Sunday, March 16, 2014

Your Revival is Tacky and Bores Me. NEXT!

My friend Bob from Brockley hipped me to this today. It's a Jewish-Azerbaijani artist named Akshin Alizadeh who just happens to love Yiddish swing as much as we do. Check out how he mixes Bay Mir Bistu Sheyn with modern beats:

It's kind of fun. And I would like to hear more. But I'm also reminded of a rant that's been a long time brewing. So I went back into the dusty attic of my drafts folder and decided to publish the following. Consider it a preemptive shot against those hipper than I who might declare Akshin Alizadeh the vanguard of some techno-Yiddish revival. Before you take it from them, take it from me, two years ago.

(Spring 2012)

The Yiddish Revival Must Die And Heeb Magazine Nails the Coffin Shut

Maybe you've seen this already. Clips of the Jewrythmics were making their way around Facebook walls (including mine), courtesy of a promo bump from Heeb magazine. Jewrhythmics is a Russian/Israeli group making its mark with classic Yiddish songs set to a retro 80s disco.

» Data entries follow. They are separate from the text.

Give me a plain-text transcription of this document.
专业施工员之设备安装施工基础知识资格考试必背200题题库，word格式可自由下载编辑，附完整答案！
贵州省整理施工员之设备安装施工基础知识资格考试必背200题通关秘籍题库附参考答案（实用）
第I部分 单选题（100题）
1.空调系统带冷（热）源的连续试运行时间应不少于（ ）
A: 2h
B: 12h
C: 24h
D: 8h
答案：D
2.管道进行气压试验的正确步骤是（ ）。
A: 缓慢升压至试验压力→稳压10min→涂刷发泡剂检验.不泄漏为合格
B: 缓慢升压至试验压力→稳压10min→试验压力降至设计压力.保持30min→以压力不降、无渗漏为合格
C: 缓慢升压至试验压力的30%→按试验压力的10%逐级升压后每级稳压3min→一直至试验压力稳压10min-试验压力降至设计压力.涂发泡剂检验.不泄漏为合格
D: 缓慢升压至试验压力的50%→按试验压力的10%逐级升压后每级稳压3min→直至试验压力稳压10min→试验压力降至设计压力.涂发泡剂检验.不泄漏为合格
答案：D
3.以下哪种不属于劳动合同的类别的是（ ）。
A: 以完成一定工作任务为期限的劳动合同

Here's a clip of them doing a medley including Mayn Shteytele Belz (a Yiddish nostalgia song about the town of Belz, written in America for the American Yiddish stage and screen):

OK.... Am I the only one who hears Pet Shop Boys + Yiddish? Here's a comparison:
The comparison, of course, is intentional. According to their website:
Jewrhythmics is working on the disco-axis Moscow/Tel Aviv: The one city - that radio stations are playing the 70/80's sounds all around the clock – meets the other, which is located in the centre of the Middle Eastern techno club culture. The Disco-Sound is not reproduced in a digital way, but in the sense of a throwback to the early disco era with a variety of analogue synthesizers, drum machines and traditional instruments (guitars, accordion, clarinet and more). Over those spherical sounds hovers the original and genuine Yiddish song as the wave-like echo of a bygone era. 
And according to Heeb blogger Dan Sieradski in 'Jewrhythmics Take Yiddish Revival to the Next Level'
 "Jewrhythmics not only resuscitates decaying cultural forms, it makes them get up and dance. And it is the greatest. thing. ever."
Greatest. Thing. Ever. Since when does the Simpsons comic book guy blog for Heeb? Really. Some Barry Sisters chestnuts laid over a retro-disco beat is the greatest thing ever? THIS is the "next level" in the so-called Yiddish revival?

I mean, is it better than Israeli-Russian Yiddish death metal?

Is it better than the other metal Yiddish band, Dibbukim?

Is it better than OG Canadian hip-hop Yiddish mixologist So Called

Is it better than this ska version of Lomir Ale Zingen

Is it better than my favorite hair metal Yiddish fusion band, Yiddish Princess

Is it better than my favorite punk/gypsy Yiddish fusion band Golem

Is it better than the Godfather

Does anything make Jewrhythmics stand apart from its many predecessors in Yiddish fusion? They've even got a cutesy Jew pun name. (Something I thought would be way too corny for the sangfroid irony of Heeb, but ok.)  

The only thing setting Jewrythmics apart from the crowd is that their production values are much higher, at least in video form. Calling this important reveals an ignorance of everything else that came before, oh, say, yesterday. Claiming Jewrhythmics resuscitate "decaying cultural forms" straight up implies that the last 35 years of the so called klezmer revival never happened. Which, I have to be honest, is a pretty fucking stupid thing to say.


Bashing Heeb feels very turn of the millennium. You won't believe this, but it bores me. And I normally wouldn't say anything about the Jewrhythmics. They're not my gleyzele tey, but they also don't tickle my rage bone. They want to work in Yiddish? Good for them. They get vocalists who are actually familiar with the language? God bless 'em. They have a manifesto? Let she who has not manifested cast the first stone. 

But just because it's in Yiddish doesn't mean I'm gonna like it. There's plenty of Yiddish drek out there. Mostly I smile politely and walk on by. Which is not to say Jewrhythmics is drek. Like I said, their vocalist(s) clearly speak Yiddish. There's nothing terrible about the music. It's just not my cup of tea. But garbage journalism is garbage. It claims to speak for ideas, for something important, when all it really does is speak to our own cultural ignorance. 

1 comment:

  1. You're right Rokhl, Jewrythmics really sounds like PSB. Maybe I'd like them a bit if they were sounding rather like PSB in West End Girls than in Always On My Mind or It's a Sin...

    And thank you so much for your selection of Yiddish artists. I just can't stop listening to Gevolt (they remind me of Rammstein), So Called (especially Rock the Belz; have you seen this amazing video?) and Golem! (Train across Ukraine is my current favourite).